Он думал, что сейчас будет ослепительный свет, запоет труба. Потому что в кои-то веки он сделал все правильно. Но было так же тихо, только дыхание Алендрока и грохот его сердца. Грохот сирийской болезни в его голове.

– Как же так, – повторил рыцарь дрогнувшим голосом, уже не слыша ответа, и рука его сама поднялась – и рухнула с железной силой сверху вниз, на склоненную светлую голову Гийома. Тот громко вдохнул, пытаясь отступить на шаг, но как всегда не успел.

Покаяние, подумал Гийом, падая вниз, как же так, я не успел, о, моя бедная голова. Мое покаяние. Он убьет меня, прости меня, я не успел.

Алендрок не дал ему упасть, подхватывая в воздухе и навеки забирая его себе, железный кулак теперь ударил в висок, и голова Гийома, как спелый плод, казалась мягкой. Эти тоненькие кости там, под горлом – Алендрок всегда знал, что когда-нибудь они сломаются в его руках, сломаются, как сухие веточки. Он бил Гийома долго и размеренно, то прижимая к себе и слыша внутри ломкого тела – как же ломко человеческое тело – треск и треск, то откидывая в сторону и снова нагибаясь к нему. Гийом молчал, рот его приоткрылся, и Алендрок видел в темноте белую полоску зубов, и ему казалось, что Гийом над ним смеется. Щурит глаза, смеется. Не хочет возвращаться к нему.

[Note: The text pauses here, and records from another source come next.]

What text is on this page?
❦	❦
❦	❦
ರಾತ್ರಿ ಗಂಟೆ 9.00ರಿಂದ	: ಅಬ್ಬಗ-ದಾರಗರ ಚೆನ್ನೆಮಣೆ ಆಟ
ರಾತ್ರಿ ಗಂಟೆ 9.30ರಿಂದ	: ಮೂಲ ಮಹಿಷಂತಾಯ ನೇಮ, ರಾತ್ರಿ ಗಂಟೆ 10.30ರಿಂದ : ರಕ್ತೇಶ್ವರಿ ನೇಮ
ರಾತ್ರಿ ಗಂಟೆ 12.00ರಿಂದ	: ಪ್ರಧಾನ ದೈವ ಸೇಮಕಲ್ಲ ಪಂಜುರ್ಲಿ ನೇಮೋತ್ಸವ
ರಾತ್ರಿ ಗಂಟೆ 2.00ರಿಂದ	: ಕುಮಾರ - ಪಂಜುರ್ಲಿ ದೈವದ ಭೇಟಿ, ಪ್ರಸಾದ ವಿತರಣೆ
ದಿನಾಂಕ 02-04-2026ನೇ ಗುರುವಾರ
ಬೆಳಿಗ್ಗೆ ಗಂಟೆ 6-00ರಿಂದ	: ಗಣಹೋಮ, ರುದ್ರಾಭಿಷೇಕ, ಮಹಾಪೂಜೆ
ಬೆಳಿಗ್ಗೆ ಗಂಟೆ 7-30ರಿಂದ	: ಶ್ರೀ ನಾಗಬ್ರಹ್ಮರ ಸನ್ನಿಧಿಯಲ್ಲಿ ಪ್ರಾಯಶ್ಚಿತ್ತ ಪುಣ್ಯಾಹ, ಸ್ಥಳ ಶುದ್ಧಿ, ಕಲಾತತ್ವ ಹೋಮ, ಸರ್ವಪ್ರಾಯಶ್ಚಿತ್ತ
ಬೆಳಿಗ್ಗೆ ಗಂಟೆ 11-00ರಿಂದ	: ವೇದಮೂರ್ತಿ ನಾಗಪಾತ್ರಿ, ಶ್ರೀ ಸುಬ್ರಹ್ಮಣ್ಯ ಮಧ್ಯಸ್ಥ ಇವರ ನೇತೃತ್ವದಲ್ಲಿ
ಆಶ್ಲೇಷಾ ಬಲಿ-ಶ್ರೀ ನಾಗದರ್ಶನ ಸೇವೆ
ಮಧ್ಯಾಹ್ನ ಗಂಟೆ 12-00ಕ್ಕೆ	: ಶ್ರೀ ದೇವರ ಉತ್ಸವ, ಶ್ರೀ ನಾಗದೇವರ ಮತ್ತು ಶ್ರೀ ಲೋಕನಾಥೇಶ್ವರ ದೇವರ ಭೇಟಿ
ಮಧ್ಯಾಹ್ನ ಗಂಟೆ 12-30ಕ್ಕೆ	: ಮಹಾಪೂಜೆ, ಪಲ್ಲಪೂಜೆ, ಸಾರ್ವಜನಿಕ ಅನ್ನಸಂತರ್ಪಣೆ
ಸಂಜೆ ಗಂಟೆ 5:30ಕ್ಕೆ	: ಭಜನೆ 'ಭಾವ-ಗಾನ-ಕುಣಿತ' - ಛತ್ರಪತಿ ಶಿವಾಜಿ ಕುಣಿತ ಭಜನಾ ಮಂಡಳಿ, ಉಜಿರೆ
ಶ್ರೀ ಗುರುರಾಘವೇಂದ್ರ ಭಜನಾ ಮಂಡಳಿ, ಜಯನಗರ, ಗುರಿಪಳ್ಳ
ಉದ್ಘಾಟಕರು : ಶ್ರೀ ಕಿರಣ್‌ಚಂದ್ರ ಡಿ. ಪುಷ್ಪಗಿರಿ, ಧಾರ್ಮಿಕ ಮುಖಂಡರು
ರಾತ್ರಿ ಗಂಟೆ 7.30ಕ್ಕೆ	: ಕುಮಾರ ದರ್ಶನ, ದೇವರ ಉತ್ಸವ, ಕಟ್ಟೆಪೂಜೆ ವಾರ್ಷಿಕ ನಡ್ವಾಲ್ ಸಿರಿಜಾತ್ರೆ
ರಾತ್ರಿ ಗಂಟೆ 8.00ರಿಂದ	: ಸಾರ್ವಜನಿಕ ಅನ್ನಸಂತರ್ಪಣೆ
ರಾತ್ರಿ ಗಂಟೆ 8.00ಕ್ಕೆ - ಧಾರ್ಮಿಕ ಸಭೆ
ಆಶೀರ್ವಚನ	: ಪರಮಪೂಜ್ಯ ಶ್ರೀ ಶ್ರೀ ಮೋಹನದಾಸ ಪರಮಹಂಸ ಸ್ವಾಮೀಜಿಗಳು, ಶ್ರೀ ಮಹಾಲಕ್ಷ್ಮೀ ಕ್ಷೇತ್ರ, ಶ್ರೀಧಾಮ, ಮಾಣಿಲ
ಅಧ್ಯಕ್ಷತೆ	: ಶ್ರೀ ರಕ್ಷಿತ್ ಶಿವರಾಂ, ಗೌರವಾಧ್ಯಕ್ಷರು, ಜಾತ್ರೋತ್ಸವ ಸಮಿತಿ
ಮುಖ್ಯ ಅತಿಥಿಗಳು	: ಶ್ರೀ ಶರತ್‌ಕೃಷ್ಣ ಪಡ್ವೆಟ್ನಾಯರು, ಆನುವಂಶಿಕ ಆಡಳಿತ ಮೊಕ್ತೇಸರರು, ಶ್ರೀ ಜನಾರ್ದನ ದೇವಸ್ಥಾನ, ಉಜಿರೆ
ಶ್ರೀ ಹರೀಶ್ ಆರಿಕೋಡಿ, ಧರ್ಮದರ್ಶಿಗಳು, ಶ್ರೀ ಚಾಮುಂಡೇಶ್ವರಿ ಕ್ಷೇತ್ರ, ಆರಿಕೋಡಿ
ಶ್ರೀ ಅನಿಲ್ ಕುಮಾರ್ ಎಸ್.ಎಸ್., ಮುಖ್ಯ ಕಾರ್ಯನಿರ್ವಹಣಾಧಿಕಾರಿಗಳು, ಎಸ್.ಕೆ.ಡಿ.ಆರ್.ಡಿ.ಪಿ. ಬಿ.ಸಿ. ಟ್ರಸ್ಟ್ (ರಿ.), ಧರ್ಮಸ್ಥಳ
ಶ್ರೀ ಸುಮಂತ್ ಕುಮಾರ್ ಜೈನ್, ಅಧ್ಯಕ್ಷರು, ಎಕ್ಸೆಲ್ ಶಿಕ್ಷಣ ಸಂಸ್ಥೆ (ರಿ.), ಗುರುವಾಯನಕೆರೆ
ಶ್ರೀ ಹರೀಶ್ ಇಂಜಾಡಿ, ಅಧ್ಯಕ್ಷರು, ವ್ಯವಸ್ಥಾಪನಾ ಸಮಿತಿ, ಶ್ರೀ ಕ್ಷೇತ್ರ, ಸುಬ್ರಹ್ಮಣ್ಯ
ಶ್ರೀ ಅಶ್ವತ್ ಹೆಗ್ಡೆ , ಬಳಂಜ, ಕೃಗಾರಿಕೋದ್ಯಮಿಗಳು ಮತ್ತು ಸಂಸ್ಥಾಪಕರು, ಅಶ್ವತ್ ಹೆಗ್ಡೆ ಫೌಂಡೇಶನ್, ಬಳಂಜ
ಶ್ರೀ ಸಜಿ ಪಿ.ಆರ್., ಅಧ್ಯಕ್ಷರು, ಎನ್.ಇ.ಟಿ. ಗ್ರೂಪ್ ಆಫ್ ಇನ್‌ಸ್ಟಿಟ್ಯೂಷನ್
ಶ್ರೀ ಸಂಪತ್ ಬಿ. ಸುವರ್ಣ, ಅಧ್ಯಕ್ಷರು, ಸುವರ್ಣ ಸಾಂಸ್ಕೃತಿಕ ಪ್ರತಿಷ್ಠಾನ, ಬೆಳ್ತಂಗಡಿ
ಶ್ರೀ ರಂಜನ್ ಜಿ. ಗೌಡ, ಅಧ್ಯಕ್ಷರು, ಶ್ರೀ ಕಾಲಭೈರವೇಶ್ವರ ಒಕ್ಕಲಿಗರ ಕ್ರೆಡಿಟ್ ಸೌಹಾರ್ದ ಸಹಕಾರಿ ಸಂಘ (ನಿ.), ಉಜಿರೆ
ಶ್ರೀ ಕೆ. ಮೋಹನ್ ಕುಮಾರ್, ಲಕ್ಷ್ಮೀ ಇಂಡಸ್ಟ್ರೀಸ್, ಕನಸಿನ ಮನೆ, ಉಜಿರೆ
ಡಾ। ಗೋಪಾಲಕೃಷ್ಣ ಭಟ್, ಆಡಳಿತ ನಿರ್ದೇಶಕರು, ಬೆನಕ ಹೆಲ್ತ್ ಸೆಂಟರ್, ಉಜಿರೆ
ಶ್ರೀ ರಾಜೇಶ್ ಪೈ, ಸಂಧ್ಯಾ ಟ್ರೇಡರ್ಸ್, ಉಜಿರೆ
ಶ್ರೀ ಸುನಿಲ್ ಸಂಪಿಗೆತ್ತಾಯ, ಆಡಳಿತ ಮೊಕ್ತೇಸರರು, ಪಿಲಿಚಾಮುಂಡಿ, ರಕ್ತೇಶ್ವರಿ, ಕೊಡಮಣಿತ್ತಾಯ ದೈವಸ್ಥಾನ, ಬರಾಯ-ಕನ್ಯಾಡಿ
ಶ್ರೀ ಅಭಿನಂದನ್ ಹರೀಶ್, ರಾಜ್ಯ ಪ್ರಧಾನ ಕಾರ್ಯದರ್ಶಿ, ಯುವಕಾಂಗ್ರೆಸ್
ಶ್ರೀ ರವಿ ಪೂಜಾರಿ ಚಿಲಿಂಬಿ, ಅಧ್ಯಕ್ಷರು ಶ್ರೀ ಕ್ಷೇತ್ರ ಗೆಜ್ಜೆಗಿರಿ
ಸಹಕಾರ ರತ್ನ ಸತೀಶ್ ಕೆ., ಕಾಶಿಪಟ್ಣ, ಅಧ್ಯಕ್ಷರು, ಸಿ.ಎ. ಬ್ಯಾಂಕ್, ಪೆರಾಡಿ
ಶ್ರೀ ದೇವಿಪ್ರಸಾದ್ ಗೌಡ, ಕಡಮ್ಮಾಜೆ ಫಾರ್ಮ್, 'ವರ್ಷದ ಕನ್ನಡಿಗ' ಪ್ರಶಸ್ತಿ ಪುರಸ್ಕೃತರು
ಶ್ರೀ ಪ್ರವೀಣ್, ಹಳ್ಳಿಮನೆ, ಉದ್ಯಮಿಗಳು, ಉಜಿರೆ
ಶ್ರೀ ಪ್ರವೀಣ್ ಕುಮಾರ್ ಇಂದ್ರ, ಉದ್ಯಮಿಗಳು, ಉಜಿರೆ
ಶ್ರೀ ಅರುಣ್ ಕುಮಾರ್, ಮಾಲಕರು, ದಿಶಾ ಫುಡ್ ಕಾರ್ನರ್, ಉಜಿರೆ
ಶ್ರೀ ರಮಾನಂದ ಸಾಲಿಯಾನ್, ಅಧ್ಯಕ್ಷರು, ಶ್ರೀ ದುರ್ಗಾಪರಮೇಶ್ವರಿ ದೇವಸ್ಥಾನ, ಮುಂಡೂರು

– Гийом, – усмехаясь и кривясь, прошептал он и сам, прижимая его, теплого, гнущегося во все стороны, податливого и нежного, к рыжевато-курчавой груди, тиская и гладя выступающие острые лопатки. – Смеешься. Не смейся. Я ж тебе говорил. Не смей уходить от меня. Я приказываю тебе. Золото мое. Золото.